ID: 551 (Conflict of Interest: K)

Behandlungsstrategie bei simultaner ösophagotrachealer Fistel und intrathorakaler Anastomoseninsuffizienz nach Ösophagektomie - case report

H.Andrä, T. J.Musholt, H.Lang, P. P.Grimminger
Universitätsmedizin Mainz, Mainz


Esophagotracheal perforation is a very severe complication. However, an esophagotracheal perforation caused due to an esophageal stent after anastomotic leakage after ivor-lewis resection, is even more complex and associated with high mortality. Therefore we present a case how we managed a high esophagotracheal perforation and anastomotic leakage after ivor-lewis resection of esophageal cancer, prior treated with neoadjuvant radiochemotherapy.

Material und Methoden


A 71-year old patient was transferred to our center due to an esophagotracheal perforation at the proximal stent - and at 18-20 cm from the front teeth row. The stent had been placed due to anastomotic leakage after ivor-lewis resection. The patient’s history began with a squamous cell carcinoma of the esophagus, treated with neoadjuvant radiochemotherapy and followed by ivor-lewis esophagectomy. She developed an anastomotic leakage, which was treated with an esophageal stent.

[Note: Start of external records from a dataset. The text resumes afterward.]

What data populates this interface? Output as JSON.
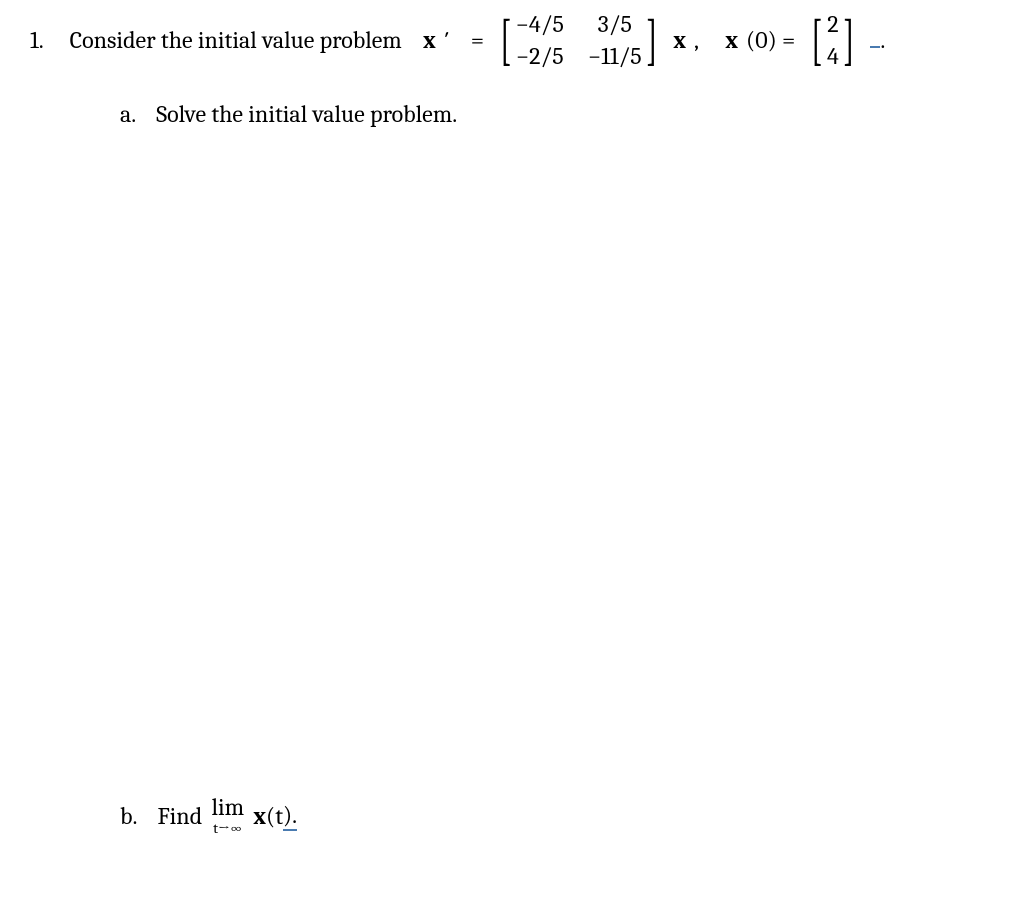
{
  "problem": {
    "number": "1.",
    "intro": "Consider the initial value problem",
    "lhs_var": "x",
    "prime": "′",
    "equals": "=",
    "matrix": {
      "r1c1": "−4/5",
      "r1c2": "3/5",
      "r2c1": "−2/5",
      "r2c2": "−11/5"
    },
    "after_matrix_var": "x",
    "comma": ",",
    "ic_var": "x",
    "ic_arg": "(0) =",
    "vector": {
      "r1": "2",
      "r2": "4"
    },
    "period": "."
  },
  "part_a": {
    "label": "a.",
    "text": "Solve the initial value problem."
  },
  "part_b": {
    "label": "b.",
    "prefix": "Find",
    "lim": "lim",
    "lim_sub": "t→∞",
    "var": "x",
    "arg": "(t",
    "close": ")."
  },
  "style": {
    "background": "#ffffff",
    "text_color": "#000000",
    "underline_color": "#4a7bb0",
    "font_size": 24
  }
}
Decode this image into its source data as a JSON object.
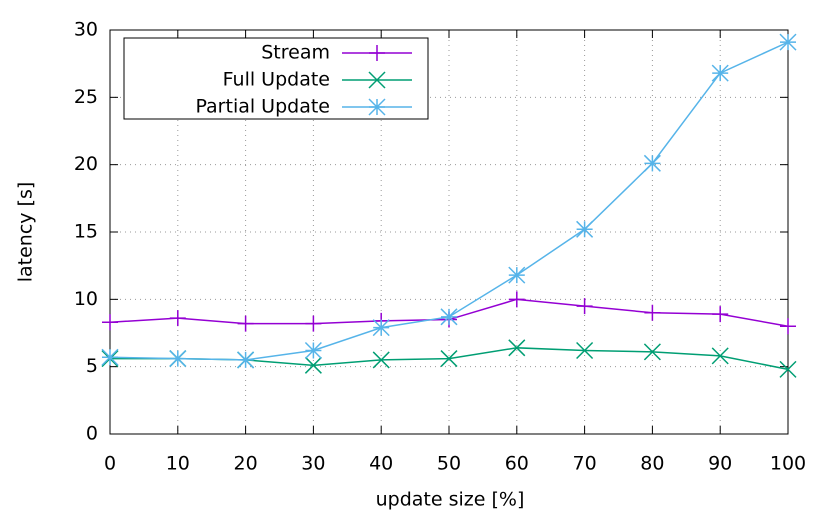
{
  "chart_data": {
    "type": "line",
    "xlabel": "update size [%]",
    "ylabel": "latency [s]",
    "x": [
      0,
      10,
      20,
      30,
      40,
      50,
      60,
      70,
      80,
      90,
      100
    ],
    "series": [
      {
        "name": "Stream",
        "color": "#9400d3",
        "marker": "plus",
        "values": [
          8.3,
          8.6,
          8.2,
          8.2,
          8.4,
          8.5,
          10.0,
          9.5,
          9.0,
          8.9,
          8.0
        ]
      },
      {
        "name": "Full Update",
        "color": "#009e73",
        "marker": "cross",
        "values": [
          5.6,
          5.6,
          5.5,
          5.1,
          5.5,
          5.6,
          6.4,
          6.2,
          6.1,
          5.8,
          4.8
        ]
      },
      {
        "name": "Partial Update",
        "color": "#56b4e9",
        "marker": "star",
        "values": [
          5.7,
          5.6,
          5.5,
          6.2,
          7.9,
          8.7,
          11.8,
          15.2,
          20.1,
          26.8,
          29.1
        ]
      }
    ],
    "xlim": [
      0,
      100
    ],
    "xticks": [
      0,
      10,
      20,
      30,
      40,
      50,
      60,
      70,
      80,
      90,
      100
    ],
    "ylim": [
      0,
      30
    ],
    "yticks": [
      0,
      5,
      10,
      15,
      20,
      25,
      30
    ],
    "grid": true,
    "legend": "top left"
  }
}
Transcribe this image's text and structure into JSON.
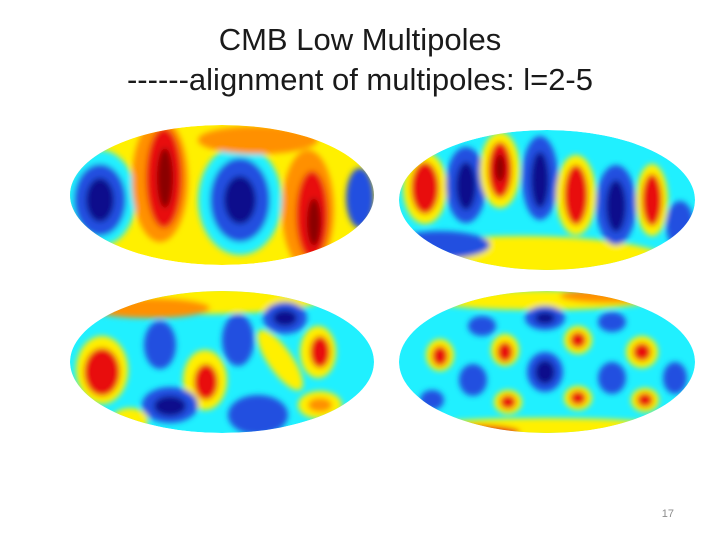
{
  "slide": {
    "title_line1": "CMB Low Multipoles",
    "title_line2": "------alignment of multipoles: l=2-5",
    "page_number": "17"
  },
  "palette": {
    "background": "#ffffff",
    "dark_blue": "#0a0a8c",
    "blue": "#2050e0",
    "cyan": "#20f0ff",
    "yellow": "#fff000",
    "orange": "#ff9000",
    "red": "#e81010",
    "dark_red": "#8b0000"
  },
  "maps": [
    {
      "name": "multipole-map-l2"
    },
    {
      "name": "multipole-map-l3"
    },
    {
      "name": "multipole-map-l4"
    },
    {
      "name": "multipole-map-l5"
    }
  ]
}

This stent perforated and caused a fistula between the esophagus and the trachea. After transfer to our center, we performed a tracheotomia with a tubus blocked, distal of the esophagotracheal fistula, to prevent respiratory insufficiency. We removed the dislocated stent and induced an endosponge therapy.  A prolonged healing process lead to a step-by-step decrease of the anastomotic leakage. Finally, the semicircular hole could be supplied by a fibrin sealant. We resected the fistula via cervical surgery and placed a pectoralis muscle flap between trachea and esophagus. The surgery was performed under steady neuromonitoring control. The postoperative course was uncomplicated. The patient could be extubated with spontaneous breathing. Eleven days after surgery, the patient could be discharged fully enteralised. The stomach interponate could be kept. Half a year later, our patient shows up in our regular consultation, reporting no dysphagia. 


Our experience with endosponge treatment suggests that this is the first choice for successful healing of anastomotic leakage after ivor-lewis resection. A stenting of the esophagus after finding an anastomotic leakage can be considered, but is associated with a risk of further complication.